To go back to my friend once again (honestly, I'm not secretly talking about myself), she was given average or slightly below average marks by her principal and was told directly by the principal himself that he gave those marks so she'd be able to have marks that'd appear improved the next time she was graded. Questions about the system often go openly unanswered in school systems. It's an illogical mess.
In terms of kids' grades and scores, the idea is a teacher must have scores improve from one year to the next, continuously. Folks are trying to rank teachers mathematically and scientifically, almost as if we're basketball players vying for a scoring title or Most Improved Player of the Year trophy. I'm not sure it should work like that.
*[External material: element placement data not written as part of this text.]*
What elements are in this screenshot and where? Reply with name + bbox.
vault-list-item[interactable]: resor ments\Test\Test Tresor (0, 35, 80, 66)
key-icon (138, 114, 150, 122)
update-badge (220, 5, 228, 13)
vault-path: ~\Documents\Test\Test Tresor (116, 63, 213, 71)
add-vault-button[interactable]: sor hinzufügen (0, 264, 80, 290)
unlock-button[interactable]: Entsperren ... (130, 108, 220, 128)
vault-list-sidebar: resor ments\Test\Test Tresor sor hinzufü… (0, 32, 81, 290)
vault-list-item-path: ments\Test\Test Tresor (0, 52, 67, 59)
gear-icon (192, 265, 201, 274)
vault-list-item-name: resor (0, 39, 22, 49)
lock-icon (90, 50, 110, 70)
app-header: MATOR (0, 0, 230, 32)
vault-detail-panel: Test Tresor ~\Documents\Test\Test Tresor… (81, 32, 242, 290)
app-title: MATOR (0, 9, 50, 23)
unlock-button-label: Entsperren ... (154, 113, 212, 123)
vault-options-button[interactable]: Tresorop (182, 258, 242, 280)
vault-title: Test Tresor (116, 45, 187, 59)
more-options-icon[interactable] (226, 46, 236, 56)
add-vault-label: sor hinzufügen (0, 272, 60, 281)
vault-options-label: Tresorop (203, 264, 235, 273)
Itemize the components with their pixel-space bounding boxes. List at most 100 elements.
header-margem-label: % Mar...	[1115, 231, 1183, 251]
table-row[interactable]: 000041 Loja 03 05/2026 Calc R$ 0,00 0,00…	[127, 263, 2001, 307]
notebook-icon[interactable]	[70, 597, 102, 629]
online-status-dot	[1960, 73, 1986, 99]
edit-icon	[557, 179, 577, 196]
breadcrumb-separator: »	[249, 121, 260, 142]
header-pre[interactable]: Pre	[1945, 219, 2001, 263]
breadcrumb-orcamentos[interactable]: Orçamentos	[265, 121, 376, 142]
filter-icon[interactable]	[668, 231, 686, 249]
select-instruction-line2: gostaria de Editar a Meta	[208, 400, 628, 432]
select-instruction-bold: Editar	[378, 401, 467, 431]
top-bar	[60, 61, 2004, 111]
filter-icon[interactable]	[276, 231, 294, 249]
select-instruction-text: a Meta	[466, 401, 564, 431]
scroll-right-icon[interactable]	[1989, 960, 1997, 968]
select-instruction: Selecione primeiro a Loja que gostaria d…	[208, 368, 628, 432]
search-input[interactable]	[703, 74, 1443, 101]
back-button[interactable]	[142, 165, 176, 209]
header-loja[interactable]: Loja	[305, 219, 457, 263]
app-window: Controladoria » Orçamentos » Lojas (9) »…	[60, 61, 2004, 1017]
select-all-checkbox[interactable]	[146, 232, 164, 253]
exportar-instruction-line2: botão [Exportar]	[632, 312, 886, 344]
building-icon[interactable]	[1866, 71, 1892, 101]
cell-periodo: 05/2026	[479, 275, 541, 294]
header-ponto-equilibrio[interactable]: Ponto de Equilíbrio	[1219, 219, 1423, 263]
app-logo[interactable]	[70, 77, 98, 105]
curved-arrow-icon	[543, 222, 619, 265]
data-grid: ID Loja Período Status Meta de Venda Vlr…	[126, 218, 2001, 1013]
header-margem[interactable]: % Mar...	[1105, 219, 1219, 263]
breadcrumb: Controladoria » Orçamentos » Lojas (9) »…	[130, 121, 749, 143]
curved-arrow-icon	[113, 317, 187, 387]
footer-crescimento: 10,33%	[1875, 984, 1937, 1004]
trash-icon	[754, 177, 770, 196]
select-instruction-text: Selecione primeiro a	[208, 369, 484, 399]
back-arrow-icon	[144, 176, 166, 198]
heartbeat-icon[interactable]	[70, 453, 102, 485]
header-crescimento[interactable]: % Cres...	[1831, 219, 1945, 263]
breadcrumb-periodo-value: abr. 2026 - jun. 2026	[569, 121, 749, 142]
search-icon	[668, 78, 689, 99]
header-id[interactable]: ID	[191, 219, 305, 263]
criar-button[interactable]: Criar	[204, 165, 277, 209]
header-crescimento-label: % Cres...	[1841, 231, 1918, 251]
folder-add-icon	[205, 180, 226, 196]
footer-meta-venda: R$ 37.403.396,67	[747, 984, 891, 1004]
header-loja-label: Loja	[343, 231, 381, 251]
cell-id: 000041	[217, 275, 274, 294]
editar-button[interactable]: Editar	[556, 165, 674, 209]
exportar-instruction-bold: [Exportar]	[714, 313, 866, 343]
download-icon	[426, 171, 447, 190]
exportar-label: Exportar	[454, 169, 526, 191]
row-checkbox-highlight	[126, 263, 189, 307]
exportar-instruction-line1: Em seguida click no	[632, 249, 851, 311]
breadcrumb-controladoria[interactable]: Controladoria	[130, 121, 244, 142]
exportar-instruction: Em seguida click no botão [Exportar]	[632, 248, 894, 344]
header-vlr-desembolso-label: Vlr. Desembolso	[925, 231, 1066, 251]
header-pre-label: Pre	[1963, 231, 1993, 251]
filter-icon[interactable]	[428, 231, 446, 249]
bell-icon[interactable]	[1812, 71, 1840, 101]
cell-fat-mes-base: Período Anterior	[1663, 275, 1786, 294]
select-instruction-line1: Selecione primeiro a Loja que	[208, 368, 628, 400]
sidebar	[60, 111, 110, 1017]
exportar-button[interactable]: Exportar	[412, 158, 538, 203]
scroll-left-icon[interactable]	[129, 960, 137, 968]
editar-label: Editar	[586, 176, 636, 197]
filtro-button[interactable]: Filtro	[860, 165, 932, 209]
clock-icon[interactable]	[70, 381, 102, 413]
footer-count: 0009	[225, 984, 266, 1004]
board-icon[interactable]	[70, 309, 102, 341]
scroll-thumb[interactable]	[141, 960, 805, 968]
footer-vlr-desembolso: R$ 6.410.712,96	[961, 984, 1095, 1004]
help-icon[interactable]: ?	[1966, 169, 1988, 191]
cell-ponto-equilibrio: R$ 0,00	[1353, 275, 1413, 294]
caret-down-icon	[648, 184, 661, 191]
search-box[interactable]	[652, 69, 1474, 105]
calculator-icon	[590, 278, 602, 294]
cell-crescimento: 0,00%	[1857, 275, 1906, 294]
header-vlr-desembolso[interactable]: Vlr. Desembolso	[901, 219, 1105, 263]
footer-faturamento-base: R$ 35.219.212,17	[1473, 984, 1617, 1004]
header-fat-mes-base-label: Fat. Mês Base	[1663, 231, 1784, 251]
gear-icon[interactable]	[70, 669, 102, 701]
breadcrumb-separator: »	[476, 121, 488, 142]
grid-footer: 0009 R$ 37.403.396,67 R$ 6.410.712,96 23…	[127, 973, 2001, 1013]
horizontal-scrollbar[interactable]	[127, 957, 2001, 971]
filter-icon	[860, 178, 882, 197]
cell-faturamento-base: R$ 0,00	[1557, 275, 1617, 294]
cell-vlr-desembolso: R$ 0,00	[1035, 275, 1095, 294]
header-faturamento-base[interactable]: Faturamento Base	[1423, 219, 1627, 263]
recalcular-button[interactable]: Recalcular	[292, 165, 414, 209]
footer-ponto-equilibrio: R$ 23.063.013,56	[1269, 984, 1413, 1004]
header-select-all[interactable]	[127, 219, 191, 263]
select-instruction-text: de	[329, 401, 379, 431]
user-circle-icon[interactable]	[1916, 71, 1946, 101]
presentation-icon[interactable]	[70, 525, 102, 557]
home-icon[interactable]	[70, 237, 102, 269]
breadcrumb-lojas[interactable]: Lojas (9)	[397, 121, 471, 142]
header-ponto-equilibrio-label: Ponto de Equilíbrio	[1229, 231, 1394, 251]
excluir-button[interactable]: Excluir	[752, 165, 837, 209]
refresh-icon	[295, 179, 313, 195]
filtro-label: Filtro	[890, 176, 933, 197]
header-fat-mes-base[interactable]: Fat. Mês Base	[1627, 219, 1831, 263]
What happens to the kids that fall through the cracks? Well, I've spent a significant portion of my young career working in an alternative education environment. It's a branch of the actual school system that caters to students who struggle in traditional educational settings, whether it be because they struggle within the classroom, don't learn very effectively via lecture, are being bullied, or just flat out don't feel they fit well in the ol' high school full of cliques.
The alternative high school is a tremendous outlet for students who either failed the traditional high school or had the traditional high school fail them. It's a comfortable, tight family setting. When I began my work there (first as a basketball coach) I prepared myself for frequent fights and general lunacy, but nothing could have been further from the truth. Even though the alt. ed. often seems like an afterthought to the administration, it's actually a wonderful safety net for those who fell through. There's a lot of self-paced computer learning as well as many other alternative ways to meet traditional high school state-mandated goals. Those who stick with it ultimately receive a high school diploma.
On the flip side, many unfortunately even fall through our safety net. That's where, oftentimes, our Adult Education program comes into play (which I've also had my hand in). From a teaching standpoint, one of the most beautiful things about the Alternative Education and Adult Education environment is the educational freedom. The same courses must be taught and passed as the high school, and those same courses must contain the same exact benchmarks, but there's such a dramatic drop in rigid structure. For example, that meant, for students learning Economics, I could actually afford to go my own route and explain supply and demand through XBox, Wii, and Playstation releases. I had moments to catch my breath and choose my own path toward educating these guys. It was a win-win.
Most people are reluctant to embrace the idea (I was), but I'd keep alternative or adult education in the back of my mind in your case. It has a lot more to offer than I ever imagined it would. There's something awfully direct and present about handing a diploma over to a 34 year single mother who finally built up the courage to come back and begin the road of making something for herself.